El cruce por la responsabilidad de la inflación
La disputa dialéctica entre el Palacio de Hacienda y los territorios bonaerenses sumó un capítulo de alta tensión tras las fuertes críticas de Mayra Mendoza hacia el titular de Economía. Efectivamente, la reacción de la jefa comunal surgió luego de que el funcionario nacional responsabilizara a los municipios peronistas por los valores en las góndolas. En consecuencia, Mendoza utilizó sus plataformas digitales para desmentir que las tasas locales sean el motor principal del encarecimiento de la canasta básica.
Por el contrario, la mandataria quilmeña señaló que el escenario económico actual se caracteriza por fábricas inactivas y un endeudamiento familiar asfixiante para cubrir necesidades alimentarias básicas. Por lo tanto, consideró que el ministro prefiere el camino de la confrontación en lugar de abordar las causas estructurales de la crisis. Debido a esta situación, la dirigente de Unión por la Patria exigió un cambio de prioridades en la gestión de los recursos nacionales.
Deuda millonaria y fuertes críticas de Mayra Mendoza
En este sentido, la intendenta aprovechó la oportunidad para sacar a la luz cifras que complican la relación financiera entre las jurisdicciones. Concretamente, denunció que la administración central mantiene una deuda superior a los 14 billones de pesos con el territorio bonaerense.
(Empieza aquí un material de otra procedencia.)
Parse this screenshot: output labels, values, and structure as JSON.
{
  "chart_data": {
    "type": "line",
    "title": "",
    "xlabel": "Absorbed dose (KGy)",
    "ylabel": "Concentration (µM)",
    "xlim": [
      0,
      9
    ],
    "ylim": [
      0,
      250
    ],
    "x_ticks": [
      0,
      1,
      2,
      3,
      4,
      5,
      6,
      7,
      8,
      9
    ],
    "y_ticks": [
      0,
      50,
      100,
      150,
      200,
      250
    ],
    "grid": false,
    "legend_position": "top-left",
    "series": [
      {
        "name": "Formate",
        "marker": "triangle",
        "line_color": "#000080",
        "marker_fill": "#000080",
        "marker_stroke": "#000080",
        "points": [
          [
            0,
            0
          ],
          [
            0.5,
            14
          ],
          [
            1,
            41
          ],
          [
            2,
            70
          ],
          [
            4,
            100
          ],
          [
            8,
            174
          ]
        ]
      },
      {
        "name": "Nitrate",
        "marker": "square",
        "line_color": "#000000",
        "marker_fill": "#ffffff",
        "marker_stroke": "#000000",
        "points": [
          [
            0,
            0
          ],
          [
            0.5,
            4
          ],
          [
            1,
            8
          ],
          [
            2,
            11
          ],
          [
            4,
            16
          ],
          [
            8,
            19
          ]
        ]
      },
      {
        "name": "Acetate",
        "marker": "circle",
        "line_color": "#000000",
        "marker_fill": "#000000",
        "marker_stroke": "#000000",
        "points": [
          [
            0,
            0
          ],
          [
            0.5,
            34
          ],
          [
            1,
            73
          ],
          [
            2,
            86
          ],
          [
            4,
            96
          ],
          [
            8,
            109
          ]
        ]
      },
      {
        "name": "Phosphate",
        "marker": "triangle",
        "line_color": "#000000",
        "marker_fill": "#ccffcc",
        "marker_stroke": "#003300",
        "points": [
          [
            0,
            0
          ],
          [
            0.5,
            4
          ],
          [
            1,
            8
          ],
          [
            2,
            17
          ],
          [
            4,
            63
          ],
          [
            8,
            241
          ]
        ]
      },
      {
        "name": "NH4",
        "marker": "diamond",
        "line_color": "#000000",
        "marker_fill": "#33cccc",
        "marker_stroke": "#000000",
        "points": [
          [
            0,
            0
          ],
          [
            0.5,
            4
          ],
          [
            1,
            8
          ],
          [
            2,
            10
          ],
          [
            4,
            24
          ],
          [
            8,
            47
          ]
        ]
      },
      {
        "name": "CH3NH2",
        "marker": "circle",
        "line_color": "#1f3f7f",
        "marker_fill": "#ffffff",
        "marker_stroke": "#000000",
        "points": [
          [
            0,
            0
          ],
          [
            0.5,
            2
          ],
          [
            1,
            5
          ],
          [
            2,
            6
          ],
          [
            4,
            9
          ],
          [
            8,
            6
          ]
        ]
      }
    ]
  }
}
Por consiguiente, Mendoza afirmó que este incumplimiento impacta directamente en áreas sensibles como la obra pública y el despliegue de seguridad en las ciudades.
A su vez, la jefa comunal cuestionó la falta de presencia del Ejecutivo nacional en los territorios más castigados por las medidas económicas. En consecuencia, acusó al equipo de Javier Milei de gobernar para sectores financieros mientras se descuida la supervivencia diaria de la población trabajadora. Por esta razón, insistió en que el ataque a los intendentes busca ocultar el daño social que genera la política oficial.
El reclamo por la gestión territorial
Por otra parte, la dirigente desafió al ministro Caputo a abandonar la comodidad de los despachos oficiales para conocer la realidad productiva del país. Ciertamente, lo instó a recorrer pequeñas empresas, hospitales y establecimientos educativos donde la escasez se siente de manera directa. De esta manera, Mendoza contrapuso la lógica de las «mesas de dinero» con las necesidades de quienes sostienen la economía real en los barrios.
Finalmente, la diputada provincial en uso de licencia advirtió que si el Gobierno no ofrece contraprestaciones por los impuestos recaudados, debería replantearse su propia política fiscal. En conclusión, el intercambio ratifica la profunda fractura entre el modelo de ajuste nacional y los reclamos de contención que plantean los municipios del conurbano. No obstante, la polémica por los precios promete continuar mientras la inflación siga golpeando los bolsillos de los consumidores argentinos.